Les poèmes de Bombay d’Arun Kolatkar ont paru en Inde en 2004, peu de semaines après la mort du poète. Qu’ils nous parviennent aussi rapidement et dans cette prestigieuse collection des éditions Gallimard est un signe des temps : la poésie est sérieusement de retour, redevenant un axe de pensée et de vie pour nombre de nos contemporains, lassés des illusions de la décroissance humaine (ou plutôt de plus en plus inhumaine), laquelle est mieux connue sous son pseudonyme infâme de « croissance ». A-t-on déjà autant menti depuis l’apparition de la vie sur cette terre, qu’en affirmant qu’une chute peut être une croissance ? Peu importe : la décroissance (in-)humaine a perdu la partie (même si elle l’ignore encore) et la poésie est un des grands acteurs, quoique tout ceci soit encore peu visible, de la défaite des illusions au profit de l’authenticité et de la profondeur de la vie. Le Progrès était un acte de mort, une œuvre nihiliste menée à l’échelle de la vie.
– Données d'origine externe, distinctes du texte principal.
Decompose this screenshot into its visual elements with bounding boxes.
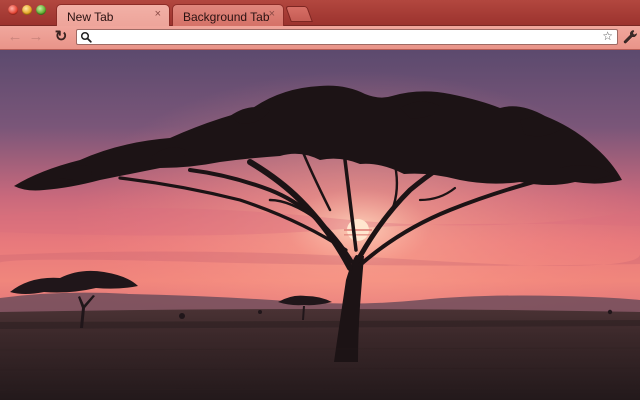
tab-close-icon[interactable]: × [269, 8, 275, 20]
window-close-button[interactable] [8, 5, 18, 15]
tab-label: New Tab [67, 10, 114, 24]
omnibox[interactable]: ☆ [76, 29, 618, 45]
new-tab-button[interactable] [285, 6, 313, 22]
tab-background-tab[interactable]: Background Tab × [172, 4, 284, 26]
search-icon [80, 31, 92, 43]
tab-strip: New Tab × Background Tab × [0, 0, 640, 26]
theme-background-image [0, 50, 640, 400]
bookmark-star-icon[interactable]: ☆ [602, 29, 613, 43]
window-maximize-button[interactable] [36, 5, 46, 15]
back-arrow-icon[interactable]: ← [6, 28, 24, 46]
toolbar: ← → ↻ ☆ [0, 26, 640, 50]
reload-icon[interactable]: ↻ [52, 28, 70, 46]
wrench-icon[interactable] [622, 29, 638, 45]
browser-window: New Tab × Background Tab × ← → ↻ ☆ [0, 0, 640, 400]
forward-arrow-icon[interactable]: → [27, 28, 45, 46]
tab-close-icon[interactable]: × [155, 8, 161, 20]
tab-label: Background Tab [183, 10, 270, 24]
new-tab-page [0, 50, 640, 400]
omnibox-input[interactable] [95, 30, 595, 44]
tab-new-tab[interactable]: New Tab × [56, 4, 170, 26]
window-minimize-button[interactable] [22, 5, 32, 15]
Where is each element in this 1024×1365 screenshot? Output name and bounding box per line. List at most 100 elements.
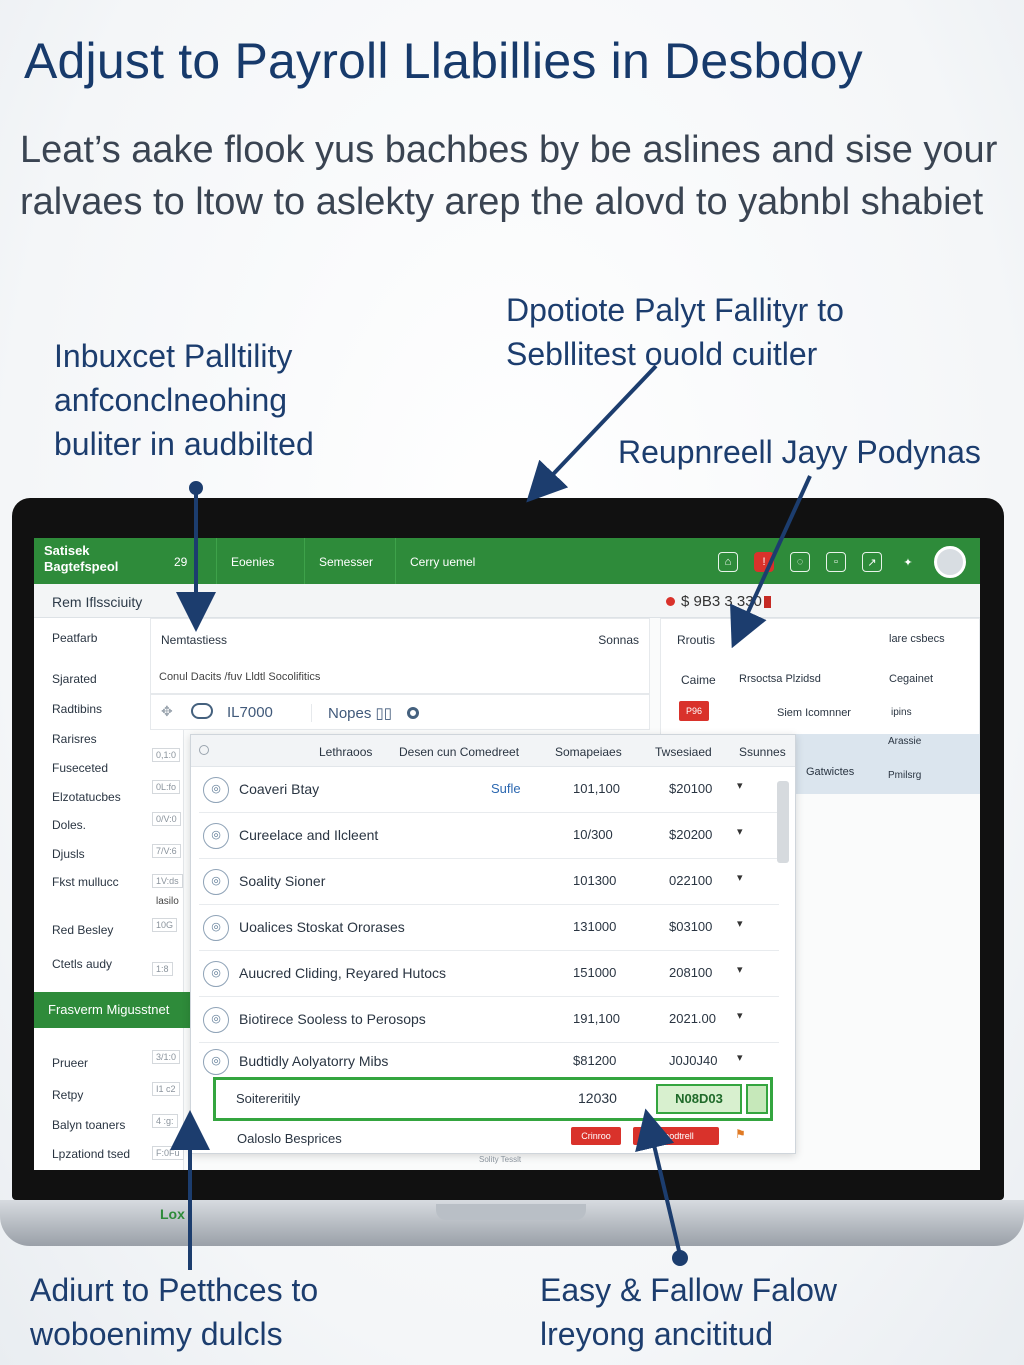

Tout ceci disparaît actuellement comme d’un revers de main. Et la poésie ne peut que se déployer en toute beauté sous nos yeux, en un bienveillant et malicieux recours au poème. Bienvenue donc aux poètes, et bienvenue à ce poète du quotidien merveilleux, Arun Kolatkar.

Le poète de Bombay est souvent et à juste titre considéré comme l’une des voix les plus importantes et les plus singulières de la poésie indienne contemporaine. Il a été d’une certaine manière immortalisé par Salman Rushdie (ami du poète et admirateur de l’œuvre dès la parution du premier recueil, Jejuri) dans Les versets sataniques : Kolatkar devient ici un des personnages du roman de Rushdie, Bhupen Gandhi. On a pu parler de « légende invisible » au sujet du poète, du fait de sa façon d’appréhender la vie et particulièrement la « vie littéraire », dont il refusait tous les tenants et aboutissants, quelles qu’en soient les formes : ni média, ni « grande édition » ni salamalecs prétentieux. Le poète était un marginal, vivant volontairement aux marges du Spectacle, et lui déniant de ce fait toute espèce d’existence. Ni dieu ni maître en matière poétique, c'est-à-dire en matière de vie authentique. Car Kolatkar le savait bien lui – et cela transpire dans chacun des mots de ses poèmes – que la vie est un poème et non pas une fiction/simulacre. Il ne faut pas se laisser tromper par les apparences du contemporain, ni par ses prétentions à construire « sa » réalité/simulacre en masquant le réel profond. Tout cela n’existe pas. Du reste, rien ou presque n’existe, sinon ce trait minuscule présent en chaque élément de tout et à chaque instant : le Poème. Nous sommes des particules élémentaires, oui ; mais ces particules élémentaires sont celles du Poème. C’est pour n’avoir pas compris la profondeur de ce fait qu’un Houellebecq déprime mégot après mégot. Et produit des « poésies » qui n’ont d’ailleurs rien à envier à ses mégots.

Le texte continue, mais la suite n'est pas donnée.